Homework 3

hw3
linear regression
The third homework
Author

Omer Yalcin

Published

November 1, 2022

Please check your answers against the solutions.

Question 1

Load the necessary packages.

library(alr4)
library(smss)
library(ggplot2)

Load data:

data(UN11)

1.1.1

The predictor is ppgdp, i.e. GDP per capita. The response is fertility, the birth rate per 1000 women.

1.1.2.

ggplot(data = UN11, aes(x = ppgdp, y = fertility)) +
  geom_point()

A straight line is not appropriate, because the relationship has an L-shaped structure (or the left half of a U-shape).

1.1.2

ggplot(data = UN11, aes(x = log(ppgdp), y = log(fertility))) +
  geom_point()

Yes, now a simple linear regression model is more plausible. We can imagine a negative-sloped straight line going through those points.

Question 2

(a)

The conversion from USD to British pound will mean the numerical value of the response will be divided by 1.33. To offset that, the slope will also become divided by 1.33.

(b)

Correlation will not change because it is a standardized measure that is not influenced by the unit of measurement.

Both outcomes can easily be shown via simulation.

Question 3

data(water)
pairs(water)

  1. Year appears to be largely unrelated to each of the other variables
  2. The three variables starting with “O” seem to be correlated with each other, meaning that all the plot including two of these variables exhibit a dependence between the variables that is stronger than the dependence between the “O” variables and other variables. The three variables starting with “A” also seem to be another correlated group
  3. BSAAM is more closely related to the “O” variables than the “A” variables

Question 4

data(Rateprof)
pairs(Rateprof[,c('quality', 'clarity', 'helpfulness',
                  'easiness', 'raterInterest')])

The very strong pair-wise correlation among quality, clarity, and helpfulness is very striking. easiness is also correlated fairly highly with the other three. raterInterest is also moderately correlated, but raters almost always say they are at least moderately interested in the subject. Overall, the results might show that people don’t necessarily distinguish all these dimensions very well in their minds—or that professors that do one in one dimension tend to do well on the others too.

Question 5

a

One way of visually representing the relationship between religiosity and political ideology is as follows (and there are other ways). As we go towards bars to the right (more religiousity), we see lighter colors pop up (more conservatism)

data(student.survey)
ggplot(data = student.survey, aes(x = re, fill = pi)) +
    geom_bar(position = "fill")

The relationship between high school GPA and hours of watching TV can be shown with a good old scatter plot.
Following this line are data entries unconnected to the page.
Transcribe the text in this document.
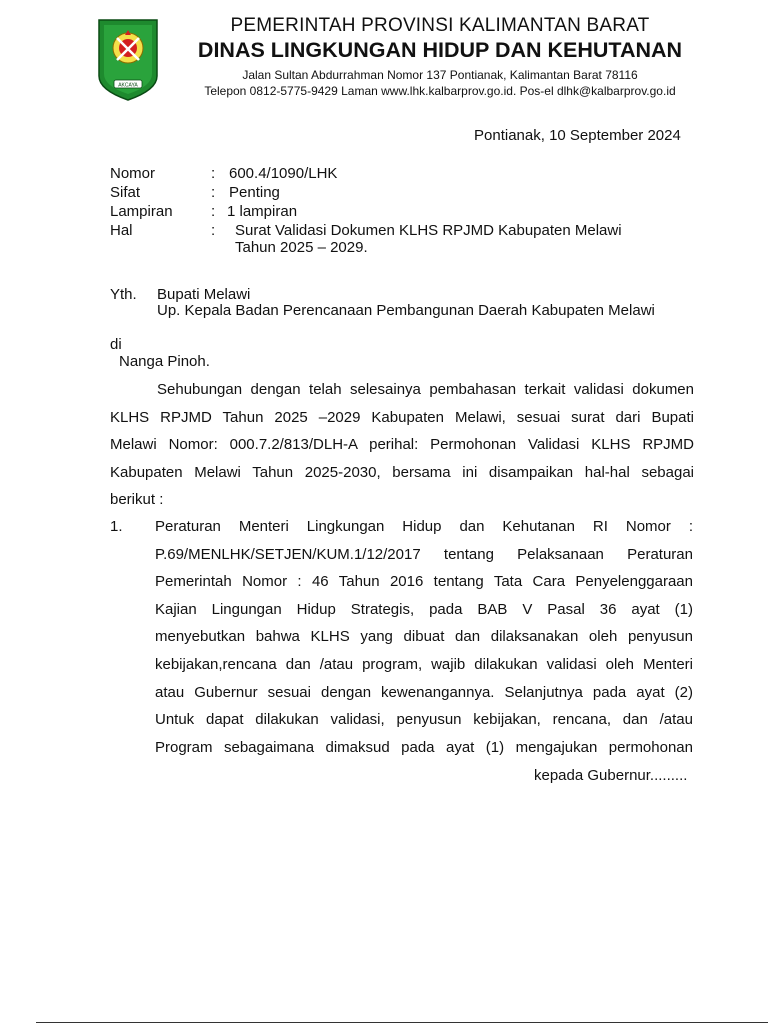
AKCAYA
PEMERINTAH PROVINSI KALIMANTAN BARAT
DINAS LINGKUNGAN HIDUP DAN KEHUTANAN
Jalan Sultan Abdurrahman Nomor 137 Pontianak, Kalimantan Barat 78116
Telepon 0812-5775-9429 Laman www.lhk.kalbarprov.go.id. Pos-el dlhk@kalbarprov.go.id
Pontianak, 10 September 2024
Nomor	: 600.4/1090/LHK
Sifat	: Penting
Lampiran	: 1 lampiran
Hal	: Surat Validasi Dokumen KLHS RPJMD Kabupaten Melawi
Tahun 2025 – 2029.
Yth. Bupati Melawi
Up. Kepala Badan Perencanaan Pembangunan Daerah Kabupaten Melawi
di
Nanga Pinoh.
Sehubungan dengan telah selesainya pembahasan terkait validasi dokumen
KLHS RPJMD Tahun 2025 –2029 Kabupaten Melawi, sesuai surat dari Bupati
Melawi Nomor: 000.7.2/813/DLH-A perihal: Permohonan Validasi KLHS RPJMD
Kabupaten Melawi Tahun 2025-2030, bersama ini disampaikan hal-hal sebagai
berikut :
1. Peraturan Menteri Lingkungan Hidup dan Kehutanan RI Nomor :
P.69/MENLHK/SETJEN/KUM.1/12/2017 tentang Pelaksanaan Peraturan
Pemerintah Nomor : 46 Tahun 2016 tentang Tata Cara Penyelenggaraan
Kajian Lingungan Hidup Strategis, pada BAB V Pasal 36 ayat (1)
menyebutkan bahwa KLHS yang dibuat dan dilaksanakan oleh penyusun
kebijakan,rencana dan /atau program, wajib dilakukan validasi oleh Menteri
atau Gubernur sesuai dengan kewenangannya. Selanjutnya pada ayat (2)
Untuk dapat dilakukan validasi, penyusun kebijakan, rencana, dan /atau
Program sebagaimana dimaksud pada ayat (1) mengajukan permohonan
kepada Gubernur.........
ggplot(data = student.survey, aes(x = tv, y = hi)) +
  geom_point() 

b

Dealing with ordinal variables in linear regression is a difficult problem. We’ll just go ahead and assume that we can just convert them to numeric and use them. This would be done for political ideology and religiosity. High school GPA and hours of TV are already continuous.

m1 <- lm(as.numeric(pi) ~ as.numeric(re), 
         data = student.survey)
m2 <- lm(hi ~ tv, data = student.survey)
stargazer(m1, m2, type = 'text', 
          dep.var.labels = c('Pol. Ideology', 'HS GPA'),
          covariate.labels = c('Religiosity', 'Hours of TV')
          )
Error in stargazer(m1, m2, type = "text", dep.var.labels = c("Pol. Ideology", : could not find function "stargazer"

Religiosity is positively and statistically significantly (at the 0.01 significance level) associated with conservatism.

Hours of TV is negatively and statistically significantly (at the 0.05 significance level) associated with High School GPA. Watching an average of 1 more hour of TV per week is associated with a 0.018 decline in High School GPA.